Let’s explore the distribution of loan grade with respect to the target variable. As you can see in the figure below, as loan grade increases, the chances of default also increase. It means that the probability of loan defaults is higher in loan grades - D, E, F, G

distribution of grade based on churn status

Let’s explore the distribution of the purpose feature in the dataset. Based on it, the top 3 purposes for the loan are - debt consolidation, credit card, and home improvement.

distribution of purpose feature in dataset

Now, let’s explore distributions of numerical features, dti, and annual income, using box plots for each target label. As you can see below, people with low annual income and higher dti are likely to default on loans.

distribution of annual income based on churn status

distribution of dti based on churn status

Data Cleaning

In this step, we will replace NULL values in home_ownership feature by mode and in dti by mean method. We will drop the last_major_derog_none column as it contains a lot of NULL values, and there is no appropriate method to impute missing values.
We will also resolve the inconsistencies in the term feature.

Data Preprocessing

Before developing the ML models, let’s standardize numerical features in the dataset, and one hot encode categorical features. We will use the StandardScaler class provided by the sklearn library in Python. Further, we will split the input data into training and testing data with an 80:20 ratio.

Developing the ML Models

First, we will train a logistic regression model and evaluate its performance. In this project, we will use accuracy, precision, and recall scores to compare and evaluate the performance of the ML models.

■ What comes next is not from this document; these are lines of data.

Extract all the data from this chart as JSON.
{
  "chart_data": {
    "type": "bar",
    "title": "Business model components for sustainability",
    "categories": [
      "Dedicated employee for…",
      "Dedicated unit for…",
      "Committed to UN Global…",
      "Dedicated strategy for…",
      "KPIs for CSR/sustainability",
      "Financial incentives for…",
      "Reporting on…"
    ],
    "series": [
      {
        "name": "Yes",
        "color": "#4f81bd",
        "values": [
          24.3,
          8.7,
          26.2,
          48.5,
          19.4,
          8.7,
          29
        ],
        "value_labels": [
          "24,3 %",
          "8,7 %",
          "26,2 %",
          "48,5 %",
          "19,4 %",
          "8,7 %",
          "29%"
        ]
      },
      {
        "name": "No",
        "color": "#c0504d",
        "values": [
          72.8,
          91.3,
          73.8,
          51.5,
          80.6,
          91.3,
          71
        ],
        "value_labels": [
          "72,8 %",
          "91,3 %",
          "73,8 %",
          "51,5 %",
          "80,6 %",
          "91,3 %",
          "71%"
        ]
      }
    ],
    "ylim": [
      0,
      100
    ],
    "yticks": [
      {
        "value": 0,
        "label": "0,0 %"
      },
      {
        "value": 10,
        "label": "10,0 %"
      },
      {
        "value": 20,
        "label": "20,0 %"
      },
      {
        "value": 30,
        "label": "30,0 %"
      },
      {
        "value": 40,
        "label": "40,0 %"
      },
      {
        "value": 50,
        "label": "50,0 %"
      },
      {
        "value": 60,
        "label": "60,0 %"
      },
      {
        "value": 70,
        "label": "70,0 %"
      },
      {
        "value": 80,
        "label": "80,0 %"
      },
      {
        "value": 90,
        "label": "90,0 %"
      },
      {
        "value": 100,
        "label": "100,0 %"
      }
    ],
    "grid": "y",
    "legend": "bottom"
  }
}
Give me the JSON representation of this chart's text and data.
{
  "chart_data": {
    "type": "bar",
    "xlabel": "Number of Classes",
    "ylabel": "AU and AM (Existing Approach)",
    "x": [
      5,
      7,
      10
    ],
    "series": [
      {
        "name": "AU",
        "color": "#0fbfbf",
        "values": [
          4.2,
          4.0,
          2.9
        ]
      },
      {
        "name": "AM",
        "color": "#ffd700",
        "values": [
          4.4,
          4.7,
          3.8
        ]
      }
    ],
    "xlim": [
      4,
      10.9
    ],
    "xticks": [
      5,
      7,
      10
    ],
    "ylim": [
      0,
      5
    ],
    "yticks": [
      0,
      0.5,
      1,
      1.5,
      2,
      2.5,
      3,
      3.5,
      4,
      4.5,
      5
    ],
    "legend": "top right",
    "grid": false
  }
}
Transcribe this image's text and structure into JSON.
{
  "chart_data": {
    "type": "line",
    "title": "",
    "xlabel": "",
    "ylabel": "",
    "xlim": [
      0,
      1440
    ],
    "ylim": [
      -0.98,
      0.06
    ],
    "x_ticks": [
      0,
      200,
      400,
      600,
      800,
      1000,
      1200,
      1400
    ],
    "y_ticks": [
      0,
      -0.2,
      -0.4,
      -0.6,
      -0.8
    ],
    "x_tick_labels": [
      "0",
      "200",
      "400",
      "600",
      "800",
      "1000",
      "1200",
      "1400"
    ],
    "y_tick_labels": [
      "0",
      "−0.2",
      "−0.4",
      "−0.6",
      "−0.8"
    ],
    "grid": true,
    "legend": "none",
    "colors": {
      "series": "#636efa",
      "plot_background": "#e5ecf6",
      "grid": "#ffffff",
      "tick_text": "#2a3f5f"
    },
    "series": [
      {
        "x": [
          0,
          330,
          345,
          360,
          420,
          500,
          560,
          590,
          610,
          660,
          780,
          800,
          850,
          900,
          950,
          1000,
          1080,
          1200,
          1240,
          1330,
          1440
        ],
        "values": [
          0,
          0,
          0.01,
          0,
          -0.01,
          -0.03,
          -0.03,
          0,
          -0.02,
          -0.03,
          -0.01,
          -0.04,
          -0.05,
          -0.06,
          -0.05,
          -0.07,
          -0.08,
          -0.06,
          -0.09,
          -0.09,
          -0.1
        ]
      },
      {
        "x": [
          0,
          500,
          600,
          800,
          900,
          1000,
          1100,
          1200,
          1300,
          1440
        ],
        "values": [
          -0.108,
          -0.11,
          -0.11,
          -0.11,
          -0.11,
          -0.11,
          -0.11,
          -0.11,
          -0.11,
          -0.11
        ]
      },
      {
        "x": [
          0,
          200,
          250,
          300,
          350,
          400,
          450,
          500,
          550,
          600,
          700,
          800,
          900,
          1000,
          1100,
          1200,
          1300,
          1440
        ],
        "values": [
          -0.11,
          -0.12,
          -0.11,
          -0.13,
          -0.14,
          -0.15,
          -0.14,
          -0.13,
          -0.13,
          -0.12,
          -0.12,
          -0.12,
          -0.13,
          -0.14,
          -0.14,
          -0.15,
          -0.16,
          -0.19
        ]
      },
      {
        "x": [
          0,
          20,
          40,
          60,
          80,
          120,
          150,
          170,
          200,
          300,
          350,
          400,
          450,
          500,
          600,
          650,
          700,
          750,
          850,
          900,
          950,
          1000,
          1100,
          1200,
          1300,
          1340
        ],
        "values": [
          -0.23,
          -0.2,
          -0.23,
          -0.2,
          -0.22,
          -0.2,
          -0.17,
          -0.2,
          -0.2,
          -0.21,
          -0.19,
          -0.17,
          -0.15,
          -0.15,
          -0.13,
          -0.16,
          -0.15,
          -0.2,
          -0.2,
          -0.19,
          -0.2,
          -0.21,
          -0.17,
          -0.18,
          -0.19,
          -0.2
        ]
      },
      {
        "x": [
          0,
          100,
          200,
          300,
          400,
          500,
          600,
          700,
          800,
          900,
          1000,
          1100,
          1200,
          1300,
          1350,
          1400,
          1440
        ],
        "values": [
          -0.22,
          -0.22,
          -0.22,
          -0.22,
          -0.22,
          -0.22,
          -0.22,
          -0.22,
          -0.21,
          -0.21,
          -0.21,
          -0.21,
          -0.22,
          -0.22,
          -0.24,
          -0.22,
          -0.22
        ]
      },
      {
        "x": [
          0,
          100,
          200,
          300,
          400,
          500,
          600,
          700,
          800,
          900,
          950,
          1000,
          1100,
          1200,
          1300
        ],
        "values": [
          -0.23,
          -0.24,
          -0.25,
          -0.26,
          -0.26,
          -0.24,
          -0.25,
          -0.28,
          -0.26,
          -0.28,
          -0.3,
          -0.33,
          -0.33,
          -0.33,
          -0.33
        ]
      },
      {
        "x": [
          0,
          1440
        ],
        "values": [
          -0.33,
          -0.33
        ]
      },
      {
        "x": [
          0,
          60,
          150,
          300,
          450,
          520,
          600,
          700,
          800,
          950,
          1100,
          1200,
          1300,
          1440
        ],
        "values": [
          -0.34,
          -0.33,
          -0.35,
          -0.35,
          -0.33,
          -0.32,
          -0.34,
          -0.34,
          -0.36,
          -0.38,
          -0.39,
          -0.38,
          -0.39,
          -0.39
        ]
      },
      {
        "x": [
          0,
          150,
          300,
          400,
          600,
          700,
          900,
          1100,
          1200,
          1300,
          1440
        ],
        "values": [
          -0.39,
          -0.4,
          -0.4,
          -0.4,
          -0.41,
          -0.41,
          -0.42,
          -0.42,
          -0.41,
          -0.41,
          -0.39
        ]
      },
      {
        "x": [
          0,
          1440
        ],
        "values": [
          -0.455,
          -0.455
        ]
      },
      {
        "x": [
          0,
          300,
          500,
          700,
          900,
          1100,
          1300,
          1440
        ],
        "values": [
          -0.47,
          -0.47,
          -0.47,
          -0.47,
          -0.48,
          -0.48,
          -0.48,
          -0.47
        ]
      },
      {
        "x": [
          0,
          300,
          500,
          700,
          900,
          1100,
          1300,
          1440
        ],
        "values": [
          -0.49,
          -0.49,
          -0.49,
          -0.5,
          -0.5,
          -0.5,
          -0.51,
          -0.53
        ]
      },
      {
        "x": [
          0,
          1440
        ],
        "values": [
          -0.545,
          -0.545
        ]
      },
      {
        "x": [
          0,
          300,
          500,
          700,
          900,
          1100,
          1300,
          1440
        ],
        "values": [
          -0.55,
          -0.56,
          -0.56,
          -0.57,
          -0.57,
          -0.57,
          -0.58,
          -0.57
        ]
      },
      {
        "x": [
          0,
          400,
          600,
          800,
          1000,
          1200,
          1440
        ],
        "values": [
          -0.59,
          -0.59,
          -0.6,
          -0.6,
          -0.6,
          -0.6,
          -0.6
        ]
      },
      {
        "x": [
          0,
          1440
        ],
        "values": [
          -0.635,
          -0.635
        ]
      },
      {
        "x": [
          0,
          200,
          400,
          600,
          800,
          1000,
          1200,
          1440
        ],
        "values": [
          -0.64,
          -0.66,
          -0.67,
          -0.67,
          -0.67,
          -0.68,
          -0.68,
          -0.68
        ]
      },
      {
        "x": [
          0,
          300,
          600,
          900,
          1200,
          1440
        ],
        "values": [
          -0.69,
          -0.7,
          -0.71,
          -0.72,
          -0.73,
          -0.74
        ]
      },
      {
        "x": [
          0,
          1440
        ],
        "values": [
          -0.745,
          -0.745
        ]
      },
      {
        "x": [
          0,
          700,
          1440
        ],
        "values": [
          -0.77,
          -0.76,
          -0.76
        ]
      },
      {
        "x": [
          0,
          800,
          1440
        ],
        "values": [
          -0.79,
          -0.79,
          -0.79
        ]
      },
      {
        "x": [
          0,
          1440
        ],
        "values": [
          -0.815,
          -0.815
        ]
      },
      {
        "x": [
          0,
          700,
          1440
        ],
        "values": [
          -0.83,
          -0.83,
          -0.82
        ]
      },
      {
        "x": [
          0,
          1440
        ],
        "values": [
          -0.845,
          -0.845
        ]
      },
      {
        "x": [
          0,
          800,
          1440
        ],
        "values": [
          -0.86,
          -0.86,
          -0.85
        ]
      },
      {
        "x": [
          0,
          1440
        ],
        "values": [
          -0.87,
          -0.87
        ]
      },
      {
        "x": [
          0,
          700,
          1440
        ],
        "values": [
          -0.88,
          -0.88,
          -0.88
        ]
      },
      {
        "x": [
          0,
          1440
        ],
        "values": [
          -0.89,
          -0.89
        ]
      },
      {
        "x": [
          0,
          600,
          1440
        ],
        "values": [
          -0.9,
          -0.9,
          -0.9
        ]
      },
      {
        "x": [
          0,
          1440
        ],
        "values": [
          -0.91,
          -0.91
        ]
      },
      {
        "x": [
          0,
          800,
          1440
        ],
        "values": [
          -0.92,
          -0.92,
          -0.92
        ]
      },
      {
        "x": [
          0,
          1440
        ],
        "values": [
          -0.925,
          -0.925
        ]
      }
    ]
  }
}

evaluate performance of ml models

As we can see in the above figure the accuracy is only 64%. The precision and recall for the positive class are 32% and 66%, respectively. Let’s build a K nearest neighbor classifier next and check whether we get any improvement in accuracy, precision, and recall score or not.

build k nearest neighbor classifier

As we can see in the above figure, with KNN, accuracy, and precision improved to 80% and 72%, respectively, but recall reduced to only 4%. Let’s build an SVM classifier and check whether we get any further improvement.

building svm classifier example

SVM performance is similar to logistic regression. Its accuracy, precision, and recall values are almost the same as logistic regression. Let’s build a decision tree classifier in the next step.

building decision tree classifier

Decision tree classifier performance is the same as the KNN classifier. It has high precision but very poor recall. Let’s check whether the Random Forest classifier shows any improvement or not.

random forest classifier example

Random forest is also performing very poorly in predicting loan defaults. Let’s explore the XGBoost classifier in the next step.

xgboost classifier example

As you can see, XGBoost has good accuracy and precision, but its recall is very poor compared with SVM and Logistic Regression models. Thus, we can conclude that for this problem, SVM and Logistic Regression models work best.

What’s Next

You can explore whether outliers are present or not in the features. You can also explore the correlation between independent variables to derive insights.
You can perform a grid search-based hyperparameter tuning to come up with the best hyperparameter combination for a given model.

Conclusion

We examined the loan default dataset by applying various statistical and visualization techniques.
We trained and developed six ML models. We also concluded that for this problem, SVM and Logistic Regression models work best.